Another record high for Bitcoin calls for new demands for regulation
With Bitcoin hitting yet another record high over the weekend, as we predicted, financial watchdogs must prioritise crypto regulation.
Bitcoin, the largest cryptocurrency by market cap, reached an all-time high, exceeding $61,000 on the deVere Crypto exchange on Sunday for the first time.
As it stands, whether the crypto sceptics like it or not, we cannot get away from the fact that Bitcoin is becoming an ever more important part of the global financial system.
The number of Bitcoins in circulation are now worth $1 trillion, with prices having improved 890% over the past year. Indeed, the majority of financial institutions, including investment giants and payment firms, are now getting behind the world’s largest digital currency.
Interest from retail investors is also skyrocketing.
Over the coming years, the move towards cryptocurrencies will increase at an accelerated pace. As such, financial regulators must make regulations a key priority for the cryptocurrency sector.

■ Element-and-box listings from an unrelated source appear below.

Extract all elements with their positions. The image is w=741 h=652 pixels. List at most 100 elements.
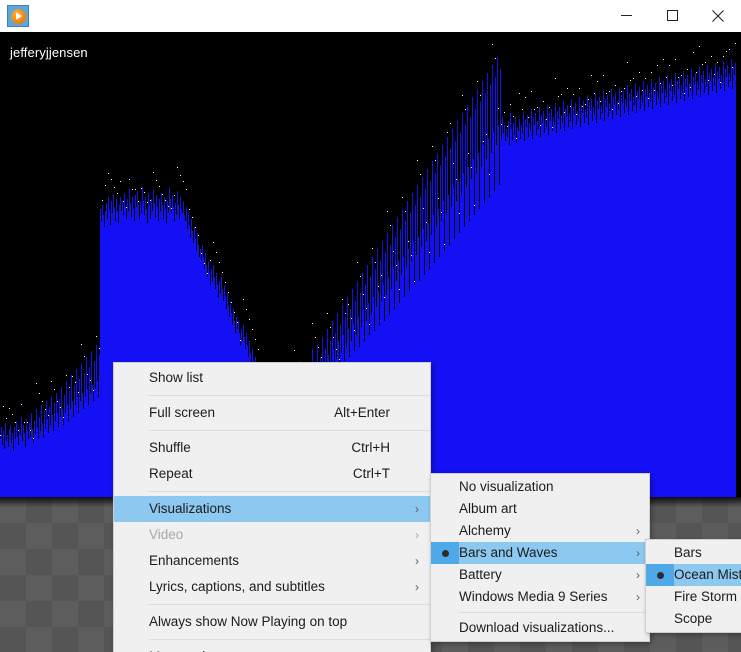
menu-item-gutter — [431, 498, 459, 520]
menu-item[interactable]: No visualization — [431, 476, 649, 498]
spectrum-peak — [525, 97, 526, 98]
menu-item[interactable]: Download visualizations... — [431, 617, 649, 639]
menu-item-gutter — [646, 542, 674, 564]
menu-item-gutter — [114, 609, 149, 635]
spectrum-peak — [372, 248, 373, 249]
spectrum-peak — [504, 112, 505, 113]
menu-item[interactable]: Alchemy › — [431, 520, 649, 542]
spectrum-peak — [450, 123, 451, 124]
spectrum-peak — [639, 72, 640, 73]
menu-item-gutter — [431, 617, 459, 639]
spectrum-peak — [657, 65, 658, 66]
menu-item-gutter — [646, 586, 674, 608]
menu-item[interactable]: Enhancements › — [114, 548, 430, 574]
spectrum-peak — [480, 95, 481, 96]
spectrum-peak — [699, 46, 700, 47]
spectrum-peak — [624, 88, 625, 89]
menu-item[interactable]: Scope — [646, 608, 741, 630]
menu-item[interactable]: Lyrics, captions, and subtitles › — [114, 574, 430, 600]
spectrum-peak — [135, 189, 136, 190]
menu-item[interactable]: Visualizations › — [114, 496, 430, 522]
menu-item-label: Video — [149, 527, 184, 542]
spectrum-peak — [609, 91, 610, 92]
spectrum-peak — [111, 179, 112, 180]
spectrum-peak — [219, 262, 220, 263]
menu-item-gutter — [431, 564, 459, 586]
spectrum-peak — [495, 58, 496, 59]
menu-item[interactable]: Repeat Ctrl+T — [114, 461, 430, 487]
spectrum-peak — [84, 356, 85, 357]
menu-item-label: Show list — [149, 370, 204, 385]
play-disc-icon — [10, 8, 26, 24]
spectrum-peak — [51, 381, 52, 382]
menu-item-label: Ocean Mist — [674, 567, 741, 582]
spectrum-peak — [588, 99, 589, 100]
visualizations-submenu[interactable]: No visualization Album art Alchemy › Bars an… — [430, 473, 650, 642]
menu-item[interactable]: Shuffle Ctrl+H — [114, 435, 430, 461]
spectrum-peak — [390, 225, 391, 226]
context-menu[interactable]: Show list Full screen Alt+Enter Shuffle Ctrl… — [113, 362, 431, 652]
spectrum-peak — [468, 153, 469, 154]
menu-item-shortcut: Ctrl+H — [351, 440, 390, 455]
menu-item[interactable]: Always show Now Playing on top — [114, 609, 430, 635]
spectrum-peak — [681, 75, 682, 76]
menu-item[interactable]: Show list — [114, 365, 430, 391]
menu-item[interactable]: Battery › — [431, 564, 649, 586]
spectrum-peak — [12, 414, 13, 415]
menu-item-gutter — [114, 461, 149, 487]
spectrum-peak — [600, 101, 601, 102]
spectrum-peak — [198, 235, 199, 236]
menu-item-label: Enhancements — [149, 553, 240, 568]
spectrum-peak — [606, 93, 607, 94]
menu-separator — [459, 612, 649, 613]
spectrum-peak — [492, 44, 493, 45]
spectrum-peak — [72, 376, 73, 377]
menu-item[interactable]: Ocean Mist — [646, 564, 741, 586]
menu-item[interactable]: More options... — [114, 644, 430, 652]
spectrum-bar — [735, 63, 736, 497]
spectrum-peak — [225, 282, 226, 283]
spectrum-peak — [420, 174, 421, 175]
spectrum-peak — [531, 91, 532, 92]
menu-item[interactable]: Bars — [646, 542, 741, 564]
spectrum-peak — [57, 401, 58, 402]
spectrum-peak — [348, 304, 349, 305]
chevron-right-icon: › — [415, 502, 419, 516]
menu-item-label: Always show Now Playing on top — [149, 614, 348, 629]
menu-item-gutter — [114, 574, 149, 600]
spectrum-peak — [105, 185, 106, 186]
menu-item[interactable]: Fire Storm — [646, 586, 741, 608]
spectrum-peak — [81, 344, 82, 345]
menu-item-label: Alchemy — [459, 523, 511, 538]
spectrum-peak — [591, 75, 592, 76]
menu-item-label: Battery — [459, 567, 502, 582]
spectrum-peak — [24, 422, 25, 423]
spectrum-peak — [345, 313, 346, 314]
menu-item-label: Windows Media 9 Series — [459, 589, 608, 604]
menu-item[interactable]: Bars and Waves › — [431, 542, 649, 564]
spectrum-peak — [36, 383, 37, 384]
minimize-button[interactable] — [603, 0, 649, 31]
spectrum-peak — [696, 72, 697, 73]
spectrum-peak — [630, 80, 631, 81]
spectrum-peak — [693, 52, 694, 53]
maximize-button[interactable] — [649, 0, 695, 31]
menu-item[interactable]: Album art — [431, 498, 649, 520]
spectrum-peak — [315, 337, 316, 338]
spectrum-peak — [558, 96, 559, 97]
spectrum-peak — [162, 194, 163, 195]
menu-item[interactable]: Full screen Alt+Enter — [114, 400, 430, 426]
chevron-right-icon: › — [415, 580, 419, 594]
spectrum-peak — [462, 95, 463, 96]
spectrum-peak — [294, 350, 295, 351]
menu-separator — [149, 395, 430, 396]
spectrum-peak — [621, 91, 622, 92]
spectrum-peak — [249, 319, 250, 320]
close-button[interactable] — [695, 0, 741, 31]
spectrum-peak — [213, 242, 214, 243]
bars-and-waves-submenu[interactable]: Bars Ocean Mist Fire Storm Scope — [645, 539, 741, 633]
spectrum-peak — [132, 189, 133, 190]
spectrum-peak — [87, 374, 88, 375]
spectrum-peak — [633, 78, 634, 79]
menu-item[interactable]: Windows Media 9 Series › — [431, 586, 649, 608]
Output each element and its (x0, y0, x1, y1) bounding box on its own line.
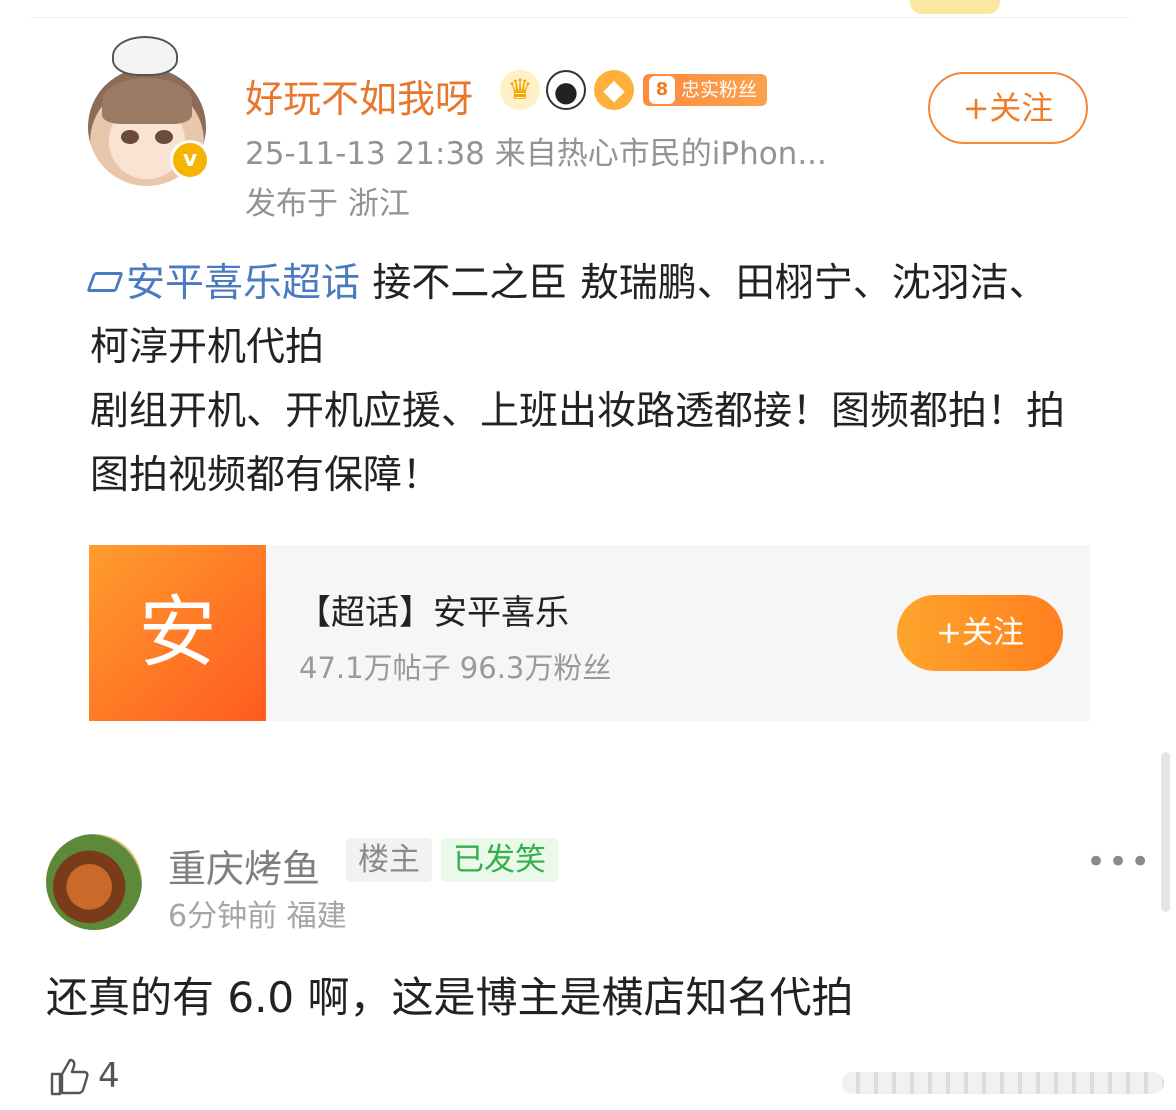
topic-link[interactable]: 安平喜乐超话 (86, 261, 361, 306)
topic-thumbnail: 安 (89, 545, 266, 721)
obscured-text (842, 1072, 1164, 1094)
crown-icon[interactable]: ♛ (500, 70, 540, 110)
laughed-tag: 已发笑 (441, 838, 558, 882)
topic-link-label: 安平喜乐超话 (126, 261, 361, 306)
topic-card-title: 【超话】安平喜乐 (297, 593, 569, 633)
more-options-icon[interactable]: ••• (1086, 842, 1152, 882)
avatar-hair (102, 78, 192, 124)
post-source-prefix: 来自 (494, 136, 557, 172)
topic-follow-button[interactable]: +关注 (897, 595, 1063, 671)
super-topic-icon (86, 272, 124, 292)
avatar-eye-right (155, 130, 173, 144)
post-time: 25-11-13 21:38 (245, 136, 485, 172)
follow-button[interactable]: +关注 (928, 72, 1088, 144)
fan-level-number: 8 (649, 76, 675, 104)
avatar-eye-left (121, 130, 139, 144)
post-meta: 25-11-13 21:38 来自热心市民的iPhon... (245, 128, 827, 173)
commenter-avatar[interactable] (46, 834, 142, 930)
topic-card-stats: 47.1万帖子 96.3万粉丝 (299, 651, 612, 685)
comment-meta: 6分钟前 福建 (168, 899, 347, 934)
like-count: 4 (98, 1056, 120, 1096)
panda-icon[interactable]: ● (546, 70, 586, 110)
avatar-pendant-icon (112, 36, 178, 76)
comment-text: 还真的有 6.0 啊，这是博主是横店知名代拍 (46, 973, 854, 1022)
content-line-2: 剧组开机、开机应援、上班出妆路透都接！图频都拍！拍图拍视频都有保障！ (90, 389, 1066, 498)
scrollbar[interactable] (1161, 752, 1170, 912)
author-name[interactable]: 好玩不如我呀 (245, 68, 473, 123)
post-content: 安平喜乐超话 接不二之臣 敖瑞鹏、田栩宁、沈羽洁、柯淳开机代拍 剧组开机、开机应… (86, 252, 1080, 508)
top-decoration (910, 0, 1000, 14)
super-topic-card[interactable]: 安 【超话】安平喜乐 47.1万帖子 96.3万粉丝 +关注 (89, 545, 1090, 721)
post-location: 发布于 浙江 (245, 186, 410, 222)
post-source: 热心市民的iPhon... (556, 136, 827, 172)
fan-level-badge[interactable]: 8 忠实粉丝 (643, 74, 768, 106)
thumbs-up-icon[interactable] (48, 1054, 92, 1098)
verified-v-icon: v (170, 140, 210, 180)
fish-icon[interactable]: ◆ (594, 70, 634, 110)
commenter-name[interactable]: 重庆烤鱼 (168, 838, 320, 893)
fan-level-label: 忠实粉丝 (681, 79, 758, 101)
owner-tag: 楼主 (346, 838, 432, 882)
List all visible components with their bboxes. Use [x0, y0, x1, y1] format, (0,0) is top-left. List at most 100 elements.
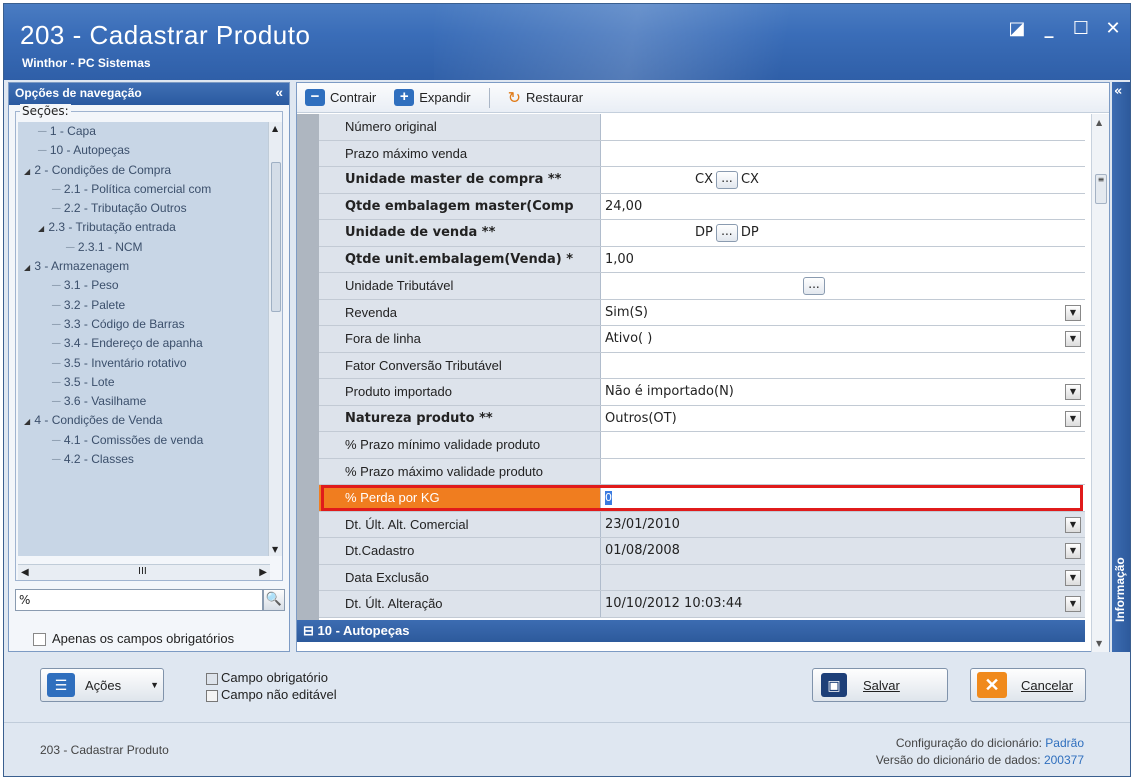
field-value[interactable]: 24,00: [601, 193, 1085, 219]
collapse-group-icon[interactable]: ⊟: [303, 623, 318, 638]
field-value[interactable]: Não é importado(N) ▼: [601, 379, 1085, 405]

As it grows in dominance, Bitcoin and other digital currencies need to be held to the same standards as the rest of the financial system with a strong, workable, global framework.
This will help to lessen any possible disruption to global financial stability, safeguard investors and provide an economic boost to countries that adopt and stick to it.
I’ve said this many times, but one of the best ways to address the regulatory issues is via the exchanges.
The majority of foreign exchange transactions go through banks or currency houses, which is what we need to see happening with cryptocurrencies.
Of course, when flows move through regulated exchanges, it will be far easier to deal with any potential wrongdoing, such as money laundering, and ensure tax is paid.
Therefore, in order for this to happen, banks will need to open accounts for exchanges, which is why they need to be regulated.
This is such an important time for Bitcoin, which is now worth more than the GDP of many countries.
For this reason, financial watchdogs must introduce regulations for cryptocurrencies sooner rather than later through the exchanges.